Wednesday, December 12, 2012

Defining a genre: Horror

When I began writing, I wrote what I loved to read: horror stories. My biggest inspiration, which probably sounds cliche, was Stephen King's work. I, like many people, read his books and came away from them feeling that "I can do that, too!" So, I began my writing career by spinning tales of horror. Needless to say, my writing is by no means on par with Stephen King's! He makes writing look easy, but it's not. And, I see I've already digressed.

I say that I wrote horror, but, in retrospect, I wouldn't really categorize many of those first stories as horror. Not in the truest since of the meaning, anyway. Now, I like to think of them as psychological thrillers or noir. You might be wondering why I would make that claim. That's what I want to discuss in this blog post and, hopefully, illustrate.

Stephen King is revered as the King of Horror [nice pun, too], but I wouldn't even classify much of his writing as truly horrific. Sure, his stories elicit an emotional response--typically a strong negative emotion--as all writing is wont to do, but I wouldn't say that they are mainly horror by nature. At least, not according to the definition of the genre. As Wikipedia describes it:
"Horror fiction, Horror Literature and also Horror fantasy is a genre of literature, which is intended to, or has the capacity to frighten its readers, scare or startle viewers/readers by inducing feelings of horror and terror."

That last part, about feelings of horror and terror, to me at least, is a strong statement. Of course, others may disagree because we all have varying thresholds for fear. For instance, in my short story, Hush, Hush, My Love, the main character is talking to a woman he has just finished copulating with. Throughout the monologue, she never says a word. Later, I reveal that she is dead and the man has been engaging in necrophilia. While this is certainly a taboo, it (again, to me) is not horrific. Repulsive maybe, sure. I classified this story under horror, not because of the necrophilia, but because her lifeless corpse reanimates and kills him in the final chapter.

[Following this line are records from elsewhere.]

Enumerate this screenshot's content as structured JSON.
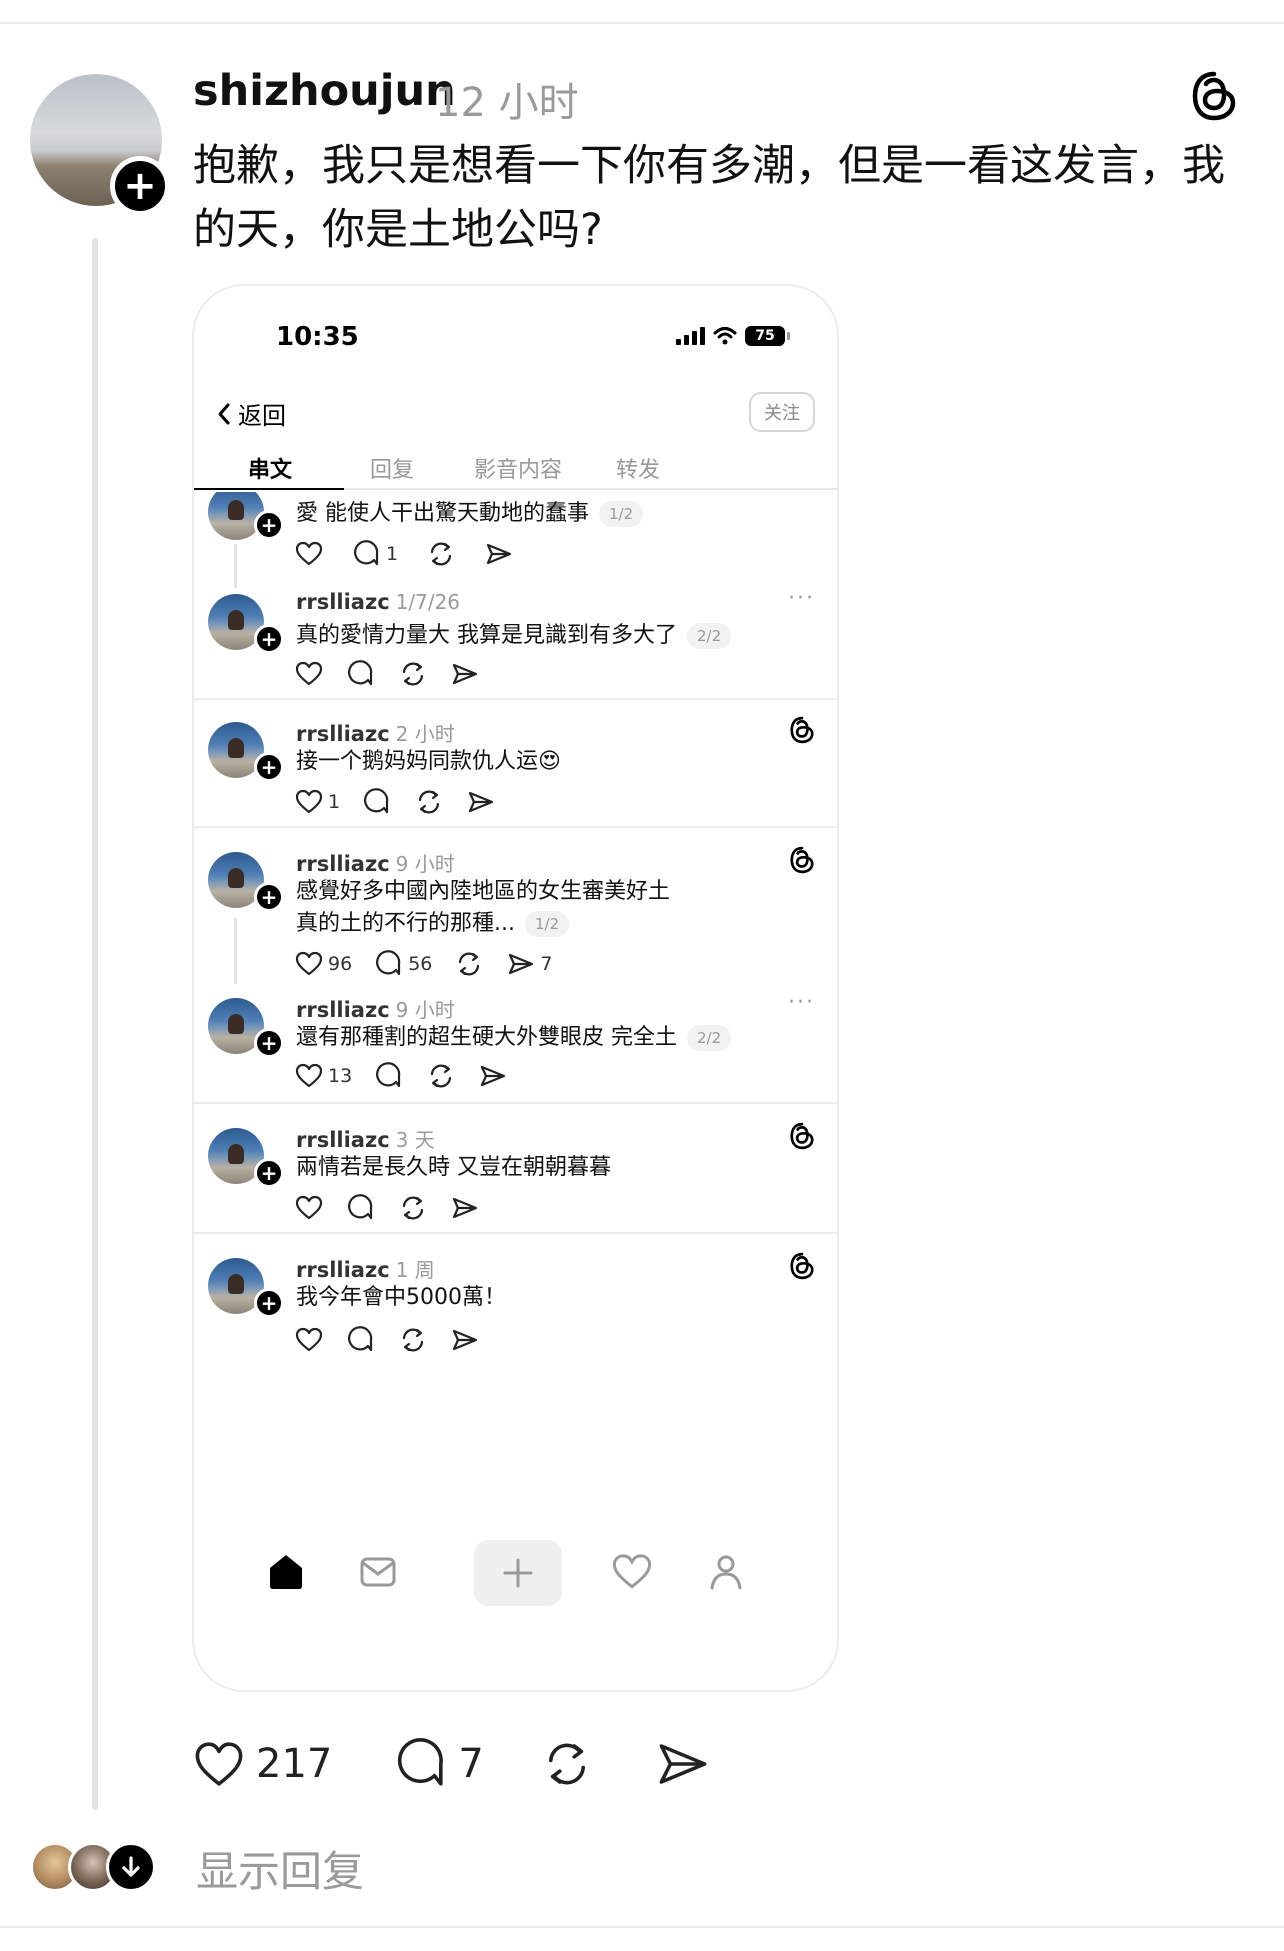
{
  "post": {
    "username": "shizhoujun",
    "timestamp": "12 小时",
    "text": "抱歉，我只是想看一下你有多潮，但是一看这发言，我的天，你是土地公吗?",
    "likes": "217",
    "comments": "7"
  },
  "screenshot": {
    "status_time": "10:35",
    "battery": "75",
    "back_label": "返回",
    "follow_label": "关注",
    "tabs": [
      "串文",
      "回复",
      "影音内容",
      "转发"
    ],
    "posts": [
      {
        "username": "",
        "time": "",
        "text": "愛 能使人干出驚天動地的蠢事",
        "pill": "1/2",
        "likes": "",
        "replies": "1",
        "shares": ""
      },
      {
        "username": "rrslliazc",
        "time": "1/7/26",
        "text": "真的愛情力量大 我算是見識到有多大了",
        "pill": "2/2",
        "likes": "",
        "replies": "",
        "shares": ""
      },
      {
        "username": "rrslliazc",
        "time": "2 小时",
        "text": "接一个鹅妈妈同款仇人运😍",
        "pill": "",
        "likes": "1",
        "replies": "",
        "shares": ""
      },
      {
        "username": "rrslliazc",
        "time": "9 小时",
        "text": "感覺好多中國內陸地區的女生審美好土",
        "text2": "真的土的不行的那種...",
        "pill": "1/2",
        "likes": "96",
        "replies": "56",
        "shares": "7"
      },
      {
        "username": "rrslliazc",
        "time": "9 小时",
        "text": "還有那種割的超生硬大外雙眼皮  完全土",
        "pill": "2/2",
        "likes": "13",
        "replies": "",
        "shares": ""
      },
      {
        "username": "rrslliazc",
        "time": "3 天",
        "text": "兩情若是長久時 又豈在朝朝暮暮",
        "pill": "",
        "likes": "",
        "replies": "",
        "shares": ""
      },
      {
        "username": "rrslliazc",
        "time": "1 周",
        "text": "我今年會中5000萬！",
        "pill": "",
        "likes": "",
        "replies": "",
        "shares": ""
      }
    ]
  },
  "replies": {
    "label": "显示回复"
  },
  "icons": [
    "threads-logo-icon",
    "heart-icon",
    "comment-icon",
    "repost-icon",
    "share-icon",
    "home-icon",
    "inbox-icon",
    "plus-icon",
    "person-icon",
    "chevron-left-icon",
    "more-icon",
    "arrow-down-icon"
  ]
}
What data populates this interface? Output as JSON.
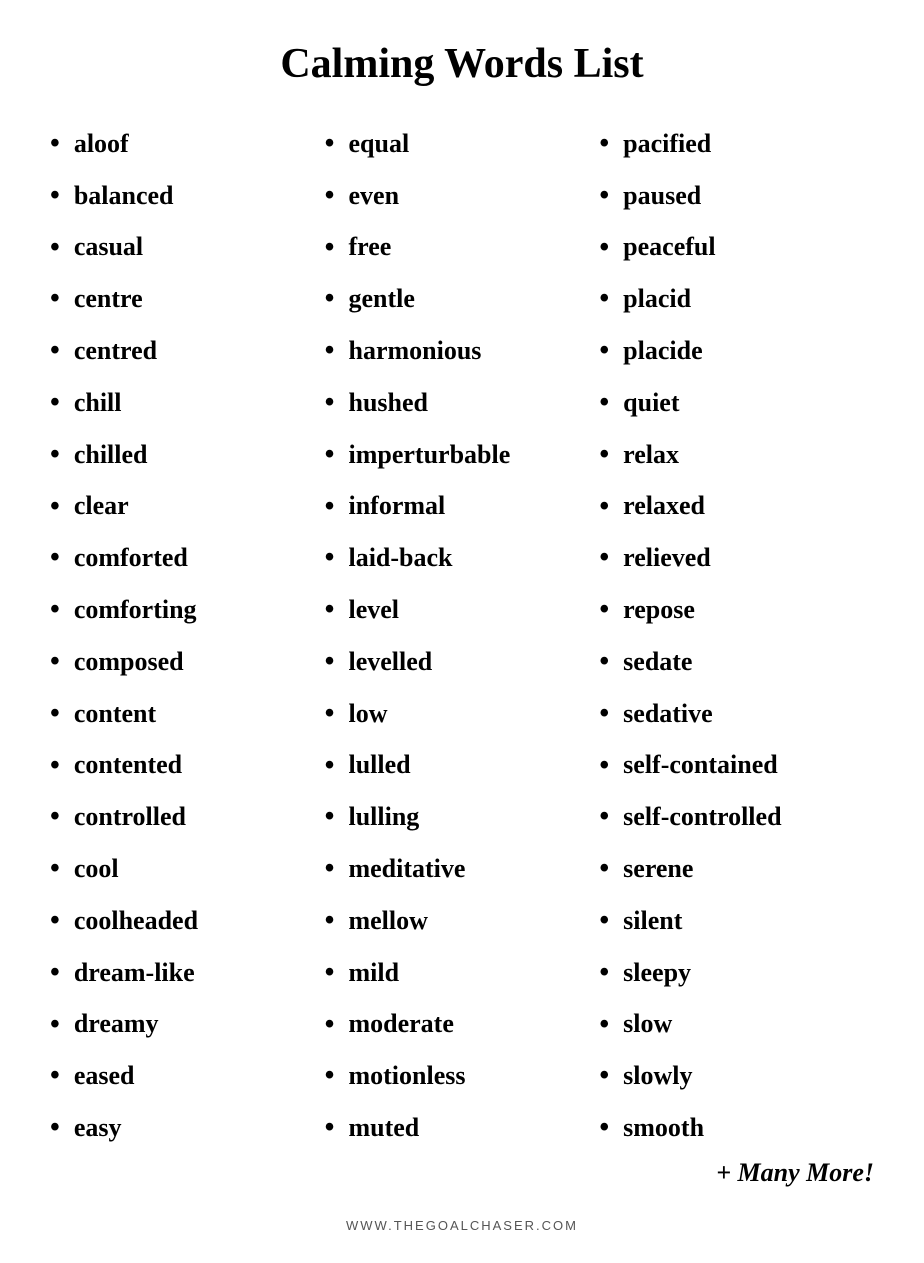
{
  "title": "Calming Words List",
  "columns": [
    {
      "id": "col1",
      "items": [
        "aloof",
        "balanced",
        "casual",
        "centre",
        "centred",
        "chill",
        "chilled",
        "clear",
        "comforted",
        "comforting",
        "composed",
        "content",
        "contented",
        "controlled",
        "cool",
        "coolheaded",
        "dream-like",
        "dreamy",
        "eased",
        "easy"
      ]
    },
    {
      "id": "col2",
      "items": [
        "equal",
        "even",
        "free",
        "gentle",
        "harmonious",
        "hushed",
        "imperturbable",
        "informal",
        "laid-back",
        "level",
        "levelled",
        "low",
        "lulled",
        "lulling",
        "meditative",
        "mellow",
        "mild",
        "moderate",
        "motionless",
        "muted"
      ]
    },
    {
      "id": "col3",
      "items": [
        "pacified",
        "paused",
        "peaceful",
        "placid",
        "placide",
        "quiet",
        "relax",
        "relaxed",
        "relieved",
        "repose",
        "sedate",
        "sedative",
        "self-contained",
        "self-controlled",
        "serene",
        "silent",
        "sleepy",
        "slow",
        "slowly",
        "smooth"
      ]
    }
  ],
  "more_text": "+ Many More!",
  "footer": "WWW.THEGOALCHASER.COM"
}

I have other stories that I assembled into an anthology that many readers may label as horror. While I agree that some of them border on horror (When the Dead Whisper and Jason's Last Wish, for example) because they center around ghosts and/or supernatural phenomena, I also claim that many of them are not. I don't feel that they "cause the reader to react with fear" as the definition states. As examples, I would refer you to The Show Must Go On, about a death row inmate's exercise in introspection before his impending execution; Footprints in the Snow, is about a young man who undergoes a strange and life-changing experience on a snowy rural road; and Sweet Charlotte, which is about a special little girl who is caught in a predator's web. I would argue that these are simply dark stories meant to stimulate the reader's mind as well as entertain.

Also, it seems to me that the horror genre has gone through quite a change in recent decades. Perhaps this is due to the influx of so many sub-genres. I will admit, I am not a fan of zombie books (although, I do love to watch The Walking Dead). I think vampire stories have appeared ad nauseum. And, the worst, are graphic stories (labeled horror) that do nothing more than gross out the reader.

Again, all of this may just be my opinion. However, I enjoy a horror tale with a slow build of events that ratchet up the creepy tension. I also enjoy hints as to what is lurking in the shadows or under the bed, instead of fully seeing the creature at the beginning. The lack of description up front allows the reader to conjure his/her own fearful being. To me, the scariest stories are those that can actually happen. I don't believe in ghosts, but a mentally unstable person with a sling blade sneaking into my house would scare the hell out of me!

If, on the other hand, a story is about a bunch of mutated hillbillies who eat unsuspecting campers, or sparkly vampires (*facepalm*), or just a lot of blood splatter to elicit shock, then I don't consider them horror. But, again, that's just me. I've worked as a firefighter and EMT, so gore-porn isn't for me. I've seen real life atrocities up close and personal. As a coping mechanism, I learned to desensitize myself to it like many others in that profession. I think Stephen King summed up the gross-out best:
"I recognize terror as the finest emotion and so I will try to terrorize the reader. But if I find that I cannot terrify, I will try to horrify, and if I find that I cannot horrify, I'll go for the gross-out. I'm not proud."

The most enticing horror stories are those that successfully break new ground in an already well-mined field, with new creatures and situations. Not rehashing the same old tropes we've read time and again.

So, what do you consider horror? I'd like to hear your opinion about what makes a story horrific. You can sound of in the comments below. Thanks for stopping by!

1 comment:

  1. I've been scared while watching 'horror' movies, but the true horror/terror comes when those planted seeds start being entertained by your mind at the most inopportuned times.